Much has been said and written about the Referendum bearing down on us like a baleful day of judgement.
One of our anxieties is the threat of hordes of immigrants about to engulf us once the starter’s pistol is fired on June 23. We easily forget that this should not be a new experience for us in our recent history. We’ve had Roman legions tramping up and down our countryside paving the way for Italian villas, still being discovered. Scandinavian Vikings terrorised Scotland and the North. An ambitious Norman crossed the Channel and has left his indelible mark with his castles and churches. A megalomaniac German had grandiose visions of invading and annexing our country to his German empire.
Like it or not our history is linked to Europe and the whole debate so far has resolved around our ability to cast off from Europe and look to the wider world.
Or the Government’s warnings of the dire consequences of doing so.

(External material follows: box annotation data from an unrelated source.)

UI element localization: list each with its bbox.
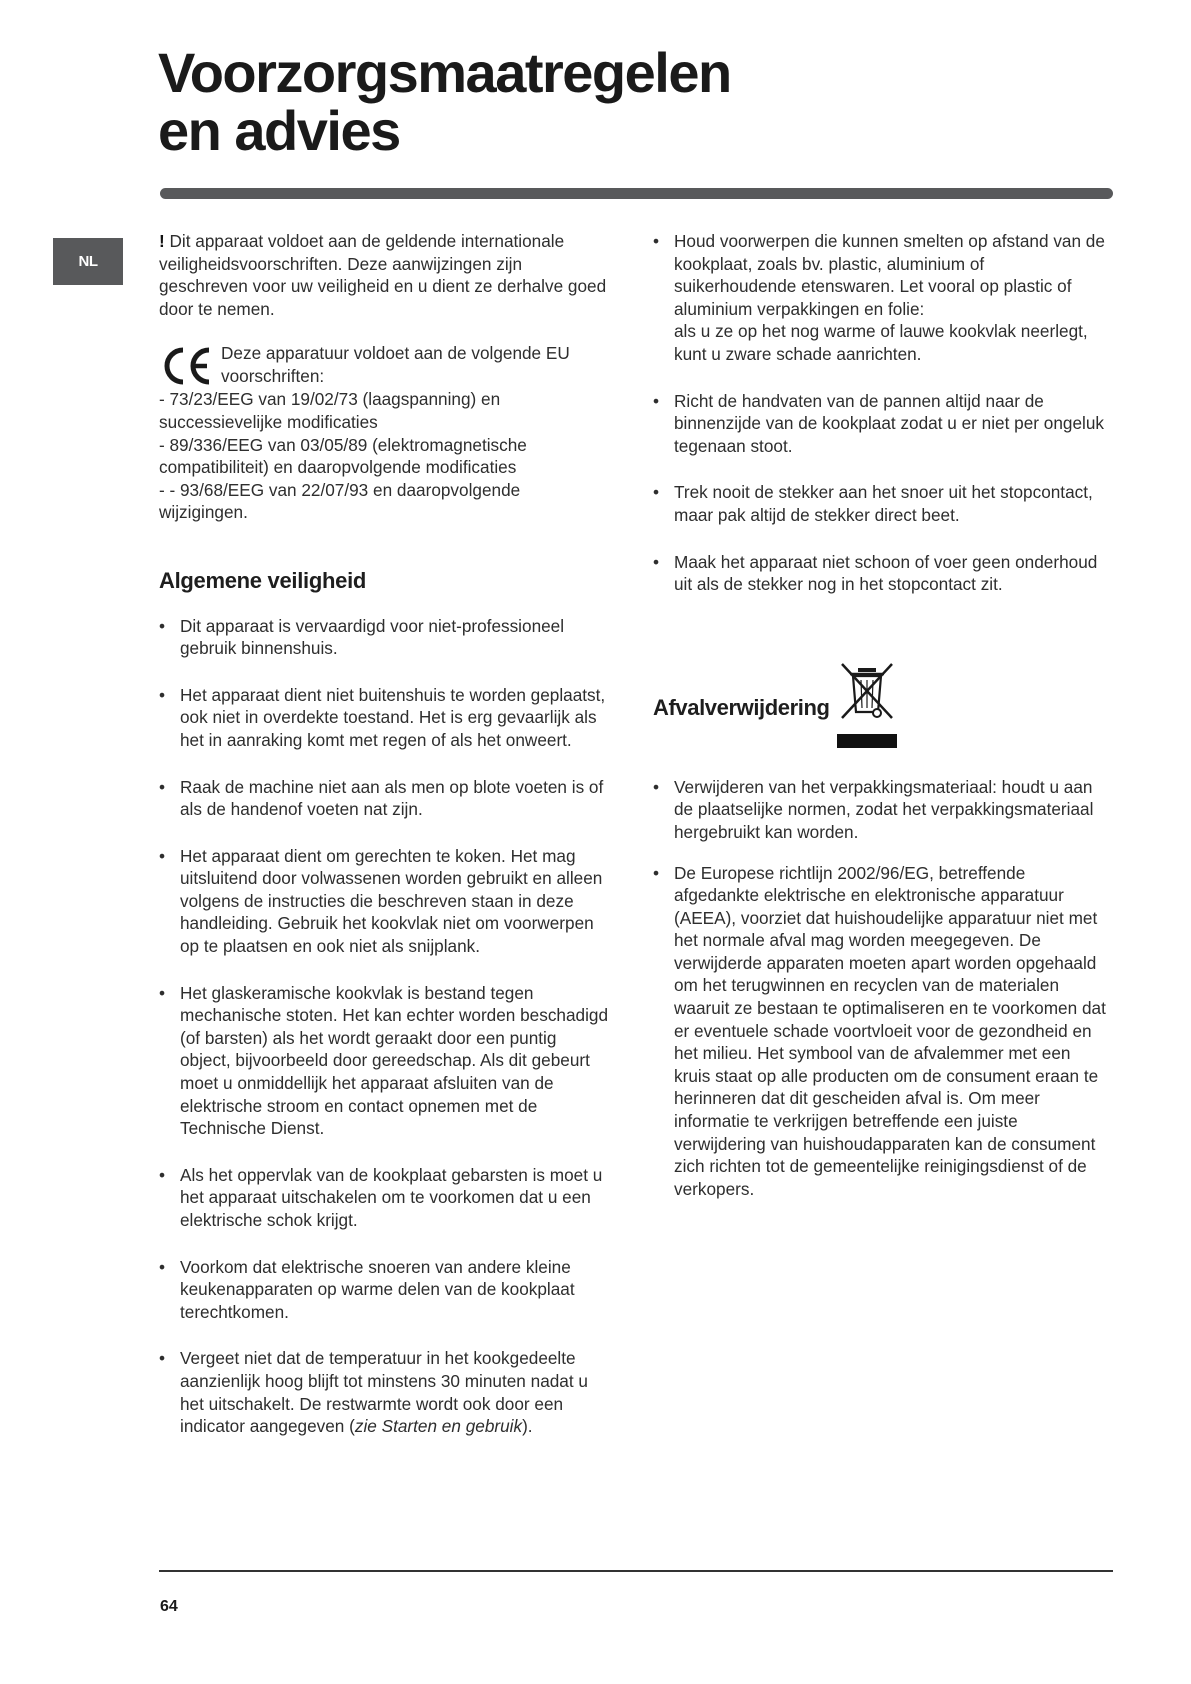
list-item: • Maak het apparaat niet schoon of voer geen onderhoud uit als de stekker nog in het stopcontact zit.: [653, 551, 1108, 596]
list-item: [653, 230, 1108, 366]
list-item: • Raak de machine niet aan als men op blote voeten is of als de handenof voeten nat zijn.: [159, 776, 609, 821]
list-item: • Het apparaat dient om gerechten te koken. Het mag uitsluitend door volwassenen worden gebruikt en alleen volgens de instructies die beschreven staan in deze handleiding. Gebruik het kookvlak niet om voorwerpen op te plaatsen en ook niet als snijplank.: [159, 845, 609, 958]
cross-reference: zie Starten en gebruik: [354, 1416, 523, 1437]
list-item-end: ).: [522, 1416, 533, 1437]
list-item-text: Vergeet niet dat de temperatuur in het kookgedeelte aanzienlijk hoog blijft tot minstens 30 minuten nadat u het uitschakelt. De restwarmte wordt ook door een indicator aangegeven (: [180, 1348, 588, 1437]
list-item-text: Houd voorwerpen die kunnen smelten op afstand van de kookplaat, zoals bv. plastic, aluminium of suikerhoudende etenswaren. Let vooral op plastic of aluminium verpakkingen en folie:: [674, 231, 1105, 319]
waste-heading-block: [653, 660, 1108, 750]
list-item-text: als u ze op het nog warme of lauwe kookvlak neerlegt, kunt u zware schade aanrichten.: [674, 321, 1088, 364]
general-safety-list: [159, 615, 609, 1438]
language-tab: NL: [53, 238, 123, 285]
list-item: • Voorkom dat elektrische snoeren van andere kleine keukenapparaten op warme delen van de kookplaat terechtkomen.: [159, 1256, 609, 1324]
right-column: [653, 230, 1108, 1224]
ce-directive: - - 93/68/EEG van 22/07/93 en daaropvolgende wijzigingen.: [159, 479, 521, 523]
intro-paragraph: [159, 230, 609, 320]
general-safety-heading: Algemene veiligheid: [159, 567, 367, 593]
ce-text: Deze apparatuur voldoet aan de volgende EU voorschriften:: [221, 343, 570, 386]
page-title-line-1: Voorzorgsmaatregelen: [158, 41, 731, 104]
page-number: 64: [160, 1598, 178, 1615]
list-item: • Richt de handvaten van de pannen altijd naar de binnenzijde van de kookplaat zodat u er niet per ongeluk tegenaan stoot.: [653, 390, 1108, 458]
ce-directives: [159, 388, 609, 524]
waste-heading: Afvalverwijdering: [653, 695, 830, 721]
waste-list: [653, 776, 1108, 1201]
list-item: • Verwijderen van het verpakkingsmateriaal: houdt u aan de plaatselijke normen, zodat het verpakkingsmateriaal hergebruikt kan worden.: [653, 776, 1108, 844]
intro-text: Dit apparaat voldoet aan de geldende internationale veiligheidsvoorschriften. Deze aanwijzingen zijn geschreven voor uw veiligheid en u dient ze derhalve goed door te nemen.: [159, 231, 607, 319]
page-title-line-2: en advies: [158, 99, 400, 162]
list-item: • De Europese richtlijn 2002/96/EG, betreffende afgedankte elektrische en elektronische apparatuur (AEEA), voorziet dat huishoudelijke apparatuur niet met het normale afval mag worden meegegeven. De verwijderde apparaten moeten apart worden opgehaald om het terugwinnen en recyclen van de materialen waaruit ze bestaan te optimaliseren en te voorkomen dat er eventuele schade voortvloeit voor de gezondheid en het milieu. Het symbool van de afvalemmer met een kruis staat op alle producten om de consument eraan te herinneren dat dit gescheiden afval is. Om meer informatie te verkrijgen betreffende een juiste verwijdering van huishoudapparaten kan de consument zich richten tot de gemeentelijke reinigingsdienst of de verkopers.: [653, 862, 1108, 1201]
list-item: • Trek nooit de stekker aan het snoer uit het stopcontact, maar pak altijd de stekker direct beet.: [653, 481, 1108, 526]
left-column: [159, 230, 609, 1462]
ce-mark-icon: [159, 344, 213, 388]
footer-divider: [159, 1570, 1113, 1572]
list-item: • Dit apparaat is vervaardigd voor niet-professioneel gebruik binnenshuis.: [159, 615, 609, 660]
page-title: [158, 41, 731, 162]
crossed-bin-icon: [836, 660, 898, 750]
safety-list-continued: [653, 230, 1108, 596]
warning-mark: !: [159, 231, 165, 251]
ce-directive: - 73/23/EEG van 19/02/73 (laagspanning) en successievelijke modificaties: [159, 389, 501, 432]
list-item: • Het apparaat dient niet buitenshuis te worden geplaatst, ook niet in overdekte toestand. Het is erg gevaarlijk als het in aanraking komt met regen of als het onweert.: [159, 684, 609, 752]
list-item: • Het glaskeramische kookvlak is bestand tegen mechanische stoten. Het kan echter worden beschadigd (of barsten) als het wordt geraakt door een puntig object, bijvoorbeeld door gereedschap. Als dit gebeurt moet u onmiddellijk het apparaat afsluiten van de elektrische stroom en contact opnemen met de Technische Dienst.: [159, 982, 609, 1140]
ce-compliance: [159, 342, 609, 524]
ce-directive: - 89/336/EEG van 03/05/89 (elektromagnetische compatibiliteit) en daaropvolgende modificaties: [159, 434, 527, 478]
list-item: [159, 1347, 609, 1437]
list-item: • Als het oppervlak van de kookplaat gebarsten is moet u het apparaat uitschakelen om te voorkomen dat u een elektrische schok krijgt.: [159, 1164, 609, 1232]
title-divider: [160, 188, 1113, 199]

I have to say that I am more than a little amused by the very sombre expressions of Mr Cameron and Co when they pronounce their doom-laden prognostications of the calamities about to overtake us should we decide to leave the comfortable bosom of Europe. Why is it that they remind me of professional mourners at an Eastern funeral paid to bewail the loss of a very dear friend with theatrical wailing and gnashing of teeth.
The only forecast their obedient army of civil servants has not mentioned yet is the Biblical plague of locusts about to visit us. But give it time they will and may even tell us exactly how many of the creepy crawlies there will be in the cloud.
On Referendum Day I intend to approach the polling booth with an exaggerated Italian shrug, the superior arching of French eyebrows and as I say in my best Anglo-Saxon English ‘A plague on all your houses!’ I will record my X with the ferocity of a Viking.